After attempting suicide at the age of 14, it took a year before Stephanie Craig received help and was prescribed antidepressants.

She said: “It made me more suicidal. It made me really struggle which I didn’t realise at the time.

“I just thought it was the trauma and blamed it on all that, but it was a rapid decrease in my mental health as soon as I got put on it.

“I didn’t want to be alive. I felt everything was against me.

“My head was just so messy because of this medication.

“Some of my friends are on antidepressants and they live amazing lives, and it really does help them so I believe they do work, but not without support and not without another talking therapy or another person there to talk to.”

‘We thought that they knew what they were doing.’

Mark Smith

Joshi Smith’s parents noticed she was experiencing bouts of anxiety and depression when she was ten-years-old.

Her father Mark said: “The first thing they did was prescribe her antidepressant at 12.

“Fluoxetine was the first drug that they put her on. She was against this because she didn’t like what they did to her. She said herself that they took her spark away.

“As soon as she showed some kind of objection to this, they kept changing the drugs and put her on other antidepressants and we trusted them.

“We had no idea. We thought that they knew what they were doing.

“There is no magic pill. That’s a band aid covering a wound. That’s not solving anything. And there is no solution. These things offer no solution.

“We worked our way up through various levels of psychiatry at the place there until we got to the head psychiatrist who literally threw his arms in the air and said ‘we have nothing left in our armoury for her’.

“And she was there, and I don’t know what they thought would happen when they said that.

“But that must have been devastating for Joshi to say there’s no help available.

“So, at that point, not long after that, she began self-medicating and one thing led to another and you know, she became out of control.”

Unfortunately Joshi did not get the help she needed to get better and died of an accidental overdose while attempting to self-medicate.
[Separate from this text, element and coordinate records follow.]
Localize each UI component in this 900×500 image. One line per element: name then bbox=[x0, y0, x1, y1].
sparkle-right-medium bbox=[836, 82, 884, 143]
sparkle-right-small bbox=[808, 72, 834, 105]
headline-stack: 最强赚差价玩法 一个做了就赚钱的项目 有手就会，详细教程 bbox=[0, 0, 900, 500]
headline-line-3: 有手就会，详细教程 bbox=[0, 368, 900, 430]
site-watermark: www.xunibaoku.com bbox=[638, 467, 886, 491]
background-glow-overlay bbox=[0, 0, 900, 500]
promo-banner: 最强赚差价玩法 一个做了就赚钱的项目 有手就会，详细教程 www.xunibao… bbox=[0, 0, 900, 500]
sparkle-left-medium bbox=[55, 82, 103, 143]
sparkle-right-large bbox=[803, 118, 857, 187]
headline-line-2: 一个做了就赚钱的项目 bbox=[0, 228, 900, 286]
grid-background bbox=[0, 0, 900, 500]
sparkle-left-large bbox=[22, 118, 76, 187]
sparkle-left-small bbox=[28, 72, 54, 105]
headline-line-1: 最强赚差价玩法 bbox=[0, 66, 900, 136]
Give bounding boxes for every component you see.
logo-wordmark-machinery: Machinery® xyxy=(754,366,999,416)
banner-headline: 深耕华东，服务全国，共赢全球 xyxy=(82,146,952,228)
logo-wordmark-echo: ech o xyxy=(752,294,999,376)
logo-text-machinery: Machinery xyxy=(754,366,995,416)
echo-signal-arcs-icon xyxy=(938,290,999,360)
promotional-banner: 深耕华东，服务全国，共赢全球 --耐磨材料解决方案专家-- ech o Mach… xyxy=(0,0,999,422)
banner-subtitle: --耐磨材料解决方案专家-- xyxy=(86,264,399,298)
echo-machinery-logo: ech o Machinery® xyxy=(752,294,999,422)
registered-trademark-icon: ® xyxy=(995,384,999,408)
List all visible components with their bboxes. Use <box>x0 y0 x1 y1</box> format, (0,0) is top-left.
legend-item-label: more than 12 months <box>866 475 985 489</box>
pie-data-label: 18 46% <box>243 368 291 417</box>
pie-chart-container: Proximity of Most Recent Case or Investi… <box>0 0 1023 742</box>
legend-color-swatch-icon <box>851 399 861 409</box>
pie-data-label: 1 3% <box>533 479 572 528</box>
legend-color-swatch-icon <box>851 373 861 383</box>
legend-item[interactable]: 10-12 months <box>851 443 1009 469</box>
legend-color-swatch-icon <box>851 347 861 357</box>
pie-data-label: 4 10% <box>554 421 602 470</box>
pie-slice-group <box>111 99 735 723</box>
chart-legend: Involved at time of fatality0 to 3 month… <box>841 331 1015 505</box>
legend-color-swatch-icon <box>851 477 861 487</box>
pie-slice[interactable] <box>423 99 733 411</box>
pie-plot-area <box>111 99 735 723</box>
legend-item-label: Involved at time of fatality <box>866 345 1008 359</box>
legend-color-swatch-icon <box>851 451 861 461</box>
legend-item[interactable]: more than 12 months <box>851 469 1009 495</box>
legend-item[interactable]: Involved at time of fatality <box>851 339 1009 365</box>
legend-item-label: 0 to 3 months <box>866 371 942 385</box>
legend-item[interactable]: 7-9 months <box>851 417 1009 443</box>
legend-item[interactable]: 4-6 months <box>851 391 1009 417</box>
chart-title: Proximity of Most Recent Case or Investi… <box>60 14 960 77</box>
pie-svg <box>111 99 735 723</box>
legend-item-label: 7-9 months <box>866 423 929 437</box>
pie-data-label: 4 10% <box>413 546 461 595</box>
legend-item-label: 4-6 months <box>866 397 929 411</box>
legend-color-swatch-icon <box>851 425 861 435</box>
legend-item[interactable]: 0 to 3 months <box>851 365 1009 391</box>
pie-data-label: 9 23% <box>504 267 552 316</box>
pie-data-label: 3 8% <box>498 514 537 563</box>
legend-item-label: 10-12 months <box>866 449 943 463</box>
Joshi’s parents feel a lack of effective treatment for their daughter led to her tragic death.

They are now campaigning for a more compassionate and flexible system of mental health treatment in Scotland.

The Scottish Government says it has invested £40m to improve child mental health services and to clear waiting lists by March next year.

It is also working with health boards to ensure targets are met, and have provided extra funds for alternative treatments within communities.